心の病気を扱った小説なのに安心して読めるのは、瀬尾まいこさんならでは、といったところでしょうか。

ホッとする男の人と女の人のイラスト

心の病気がテーマですが、重苦しい雰囲気は一切なく、ひたすら穏やか・優しい小説です。

精神的に不安定な2人の交流は、なかなか難しそう・・・。

しかし、この2人には出来てしまうのです。

相手を思いやる気持ちの大切さが理解できる

孝俊と美紗は、病名こそ違うものの精神的に不安定な状態。

常に不安定な孝俊と、月に1度だけ不安定な美紗。

病名も違うし、症状も違うのですが、お互いを思いやり助け合う関係になっていきます。

倒れる男の人を支える女の人のイラスト

孝俊と美紗は、お互いを思いやり助け合うようになっていきます。

心が健康な人(私を含めて)なら、「2人の気持ちが理解できない。」と思ってしまいますね。

それでよいのでしょうか。

確かにパニック障害やPSDで苦しんでいる人の症状や気持ちを、彼らと全く同じように理解するのは無理かもしれません。
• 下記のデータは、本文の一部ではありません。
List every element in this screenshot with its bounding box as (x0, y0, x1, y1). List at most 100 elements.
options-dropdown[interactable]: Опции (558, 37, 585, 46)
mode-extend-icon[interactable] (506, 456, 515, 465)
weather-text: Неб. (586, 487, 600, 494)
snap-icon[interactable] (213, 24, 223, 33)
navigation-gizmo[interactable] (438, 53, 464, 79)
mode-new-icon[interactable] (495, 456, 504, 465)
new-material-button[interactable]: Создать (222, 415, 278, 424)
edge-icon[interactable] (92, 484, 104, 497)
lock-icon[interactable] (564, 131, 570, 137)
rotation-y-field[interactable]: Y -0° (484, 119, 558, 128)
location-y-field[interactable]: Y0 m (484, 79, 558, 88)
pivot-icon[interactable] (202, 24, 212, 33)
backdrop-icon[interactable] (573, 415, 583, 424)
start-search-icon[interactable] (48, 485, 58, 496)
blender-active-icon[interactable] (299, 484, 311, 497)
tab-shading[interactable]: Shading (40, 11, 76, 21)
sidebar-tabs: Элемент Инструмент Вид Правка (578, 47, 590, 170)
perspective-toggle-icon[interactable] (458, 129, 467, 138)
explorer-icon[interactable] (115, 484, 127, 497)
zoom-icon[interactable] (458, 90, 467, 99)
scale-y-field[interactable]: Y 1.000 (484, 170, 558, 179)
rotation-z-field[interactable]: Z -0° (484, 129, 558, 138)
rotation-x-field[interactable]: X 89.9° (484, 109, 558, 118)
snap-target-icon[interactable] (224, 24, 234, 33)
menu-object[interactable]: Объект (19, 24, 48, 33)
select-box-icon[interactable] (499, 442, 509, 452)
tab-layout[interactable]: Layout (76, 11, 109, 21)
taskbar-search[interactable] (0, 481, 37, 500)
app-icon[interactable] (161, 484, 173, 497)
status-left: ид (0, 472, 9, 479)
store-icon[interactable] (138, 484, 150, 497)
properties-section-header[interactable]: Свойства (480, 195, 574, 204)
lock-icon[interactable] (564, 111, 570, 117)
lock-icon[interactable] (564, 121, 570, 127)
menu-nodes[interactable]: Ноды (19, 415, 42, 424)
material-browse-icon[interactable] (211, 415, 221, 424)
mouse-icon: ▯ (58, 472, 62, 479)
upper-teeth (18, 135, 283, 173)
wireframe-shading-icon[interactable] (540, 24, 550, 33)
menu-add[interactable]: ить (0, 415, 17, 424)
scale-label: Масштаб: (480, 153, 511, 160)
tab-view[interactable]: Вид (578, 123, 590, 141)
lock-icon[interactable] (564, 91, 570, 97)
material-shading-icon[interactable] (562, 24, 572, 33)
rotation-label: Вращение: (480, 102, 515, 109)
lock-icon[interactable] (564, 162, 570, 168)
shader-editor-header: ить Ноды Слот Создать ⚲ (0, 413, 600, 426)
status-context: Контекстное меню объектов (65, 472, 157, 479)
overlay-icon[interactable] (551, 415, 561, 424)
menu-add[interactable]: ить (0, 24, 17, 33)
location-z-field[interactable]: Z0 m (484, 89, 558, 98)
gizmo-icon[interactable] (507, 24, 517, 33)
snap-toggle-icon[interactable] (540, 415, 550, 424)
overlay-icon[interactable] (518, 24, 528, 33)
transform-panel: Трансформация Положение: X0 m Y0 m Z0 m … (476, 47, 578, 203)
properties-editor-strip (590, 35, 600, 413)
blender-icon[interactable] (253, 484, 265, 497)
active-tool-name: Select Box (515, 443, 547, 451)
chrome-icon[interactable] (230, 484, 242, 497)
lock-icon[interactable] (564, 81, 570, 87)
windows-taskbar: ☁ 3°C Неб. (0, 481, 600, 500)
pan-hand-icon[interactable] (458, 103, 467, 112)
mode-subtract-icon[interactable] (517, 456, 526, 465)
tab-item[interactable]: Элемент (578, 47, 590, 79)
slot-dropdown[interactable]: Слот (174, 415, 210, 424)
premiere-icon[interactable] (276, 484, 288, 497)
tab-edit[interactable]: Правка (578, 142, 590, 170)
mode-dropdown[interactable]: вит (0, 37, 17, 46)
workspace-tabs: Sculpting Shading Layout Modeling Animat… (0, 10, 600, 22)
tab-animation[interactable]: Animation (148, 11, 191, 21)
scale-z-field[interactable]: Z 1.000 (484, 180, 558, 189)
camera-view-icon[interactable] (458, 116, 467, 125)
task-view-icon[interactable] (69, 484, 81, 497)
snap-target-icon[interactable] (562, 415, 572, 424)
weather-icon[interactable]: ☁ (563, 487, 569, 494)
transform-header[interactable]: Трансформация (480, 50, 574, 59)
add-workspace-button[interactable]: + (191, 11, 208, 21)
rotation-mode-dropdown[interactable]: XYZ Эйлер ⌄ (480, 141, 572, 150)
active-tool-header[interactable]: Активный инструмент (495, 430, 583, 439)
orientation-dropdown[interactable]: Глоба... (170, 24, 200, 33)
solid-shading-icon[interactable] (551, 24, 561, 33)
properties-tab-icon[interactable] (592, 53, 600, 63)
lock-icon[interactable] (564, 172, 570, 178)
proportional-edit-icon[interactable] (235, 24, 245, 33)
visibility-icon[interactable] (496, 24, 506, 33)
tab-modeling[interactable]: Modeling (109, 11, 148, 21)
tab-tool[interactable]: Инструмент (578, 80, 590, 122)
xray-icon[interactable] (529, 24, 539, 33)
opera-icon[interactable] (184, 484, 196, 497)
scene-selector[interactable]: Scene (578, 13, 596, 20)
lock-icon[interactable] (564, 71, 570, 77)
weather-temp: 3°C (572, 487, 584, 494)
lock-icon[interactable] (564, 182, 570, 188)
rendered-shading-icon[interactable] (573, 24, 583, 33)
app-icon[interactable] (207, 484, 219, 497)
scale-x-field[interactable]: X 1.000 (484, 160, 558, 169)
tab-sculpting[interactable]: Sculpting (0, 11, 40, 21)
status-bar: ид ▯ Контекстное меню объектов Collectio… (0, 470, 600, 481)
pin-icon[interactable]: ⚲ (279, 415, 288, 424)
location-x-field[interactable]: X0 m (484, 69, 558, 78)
でも学校や職場で、ほとんど毎日会う友人や同僚を「〇〇さん、さっきまで普通だったのに、ちょっと様子がおかしいな」「◯◯さんのこと、おかしいと感じる時がこれまでにも何度かあったけど、大丈夫かな」などと気にすることは、簡単にできそうです。

「大丈夫?」などと声をかけると、相手が不安定な原因を話してくれるかもしれません。

話してくれたら、さらに相手の理解が進みますね。

病気を持っている・持っていないに関係なく、眼の前の相手を思いやる気持ちを持ち続けると、関係がよくなります。

その気持ちが、世界中に広がればよいのですが・・・。

「夜明けのすべて」は何を伝えたい・何が言いたい小説なのかな、と考えつつ読み進めたのですが、「みんなが相手を思いやる気持ちを持つこと」ではないかと考えました。

心の病気になっても、前に進む気持ちが大切

心の病気になったら、どうすればよいのでしょう。

最近は診療内科など、心の状態を専門に診察する病院がありますね。

体の病気と同じように、心の病気も診察して、前を向いて治そうとする気持ちが必要です。

無理はよくないでしょうが、治す気持ちを持つことはとても大切。

健康な人が、病気の人を思いやるのと同じくらい大切ではないでしょうか。

前を向いて歩く男の人のイラスト

病気になっても、悲観せずに治す気持ちを持つのが大切です!

「夜明けのすべて」は、心の病気を扱っているのに、とても優しくて穏やかな小説で、特に気持ちが疲れている方にぜひともおすすめしたい1冊です。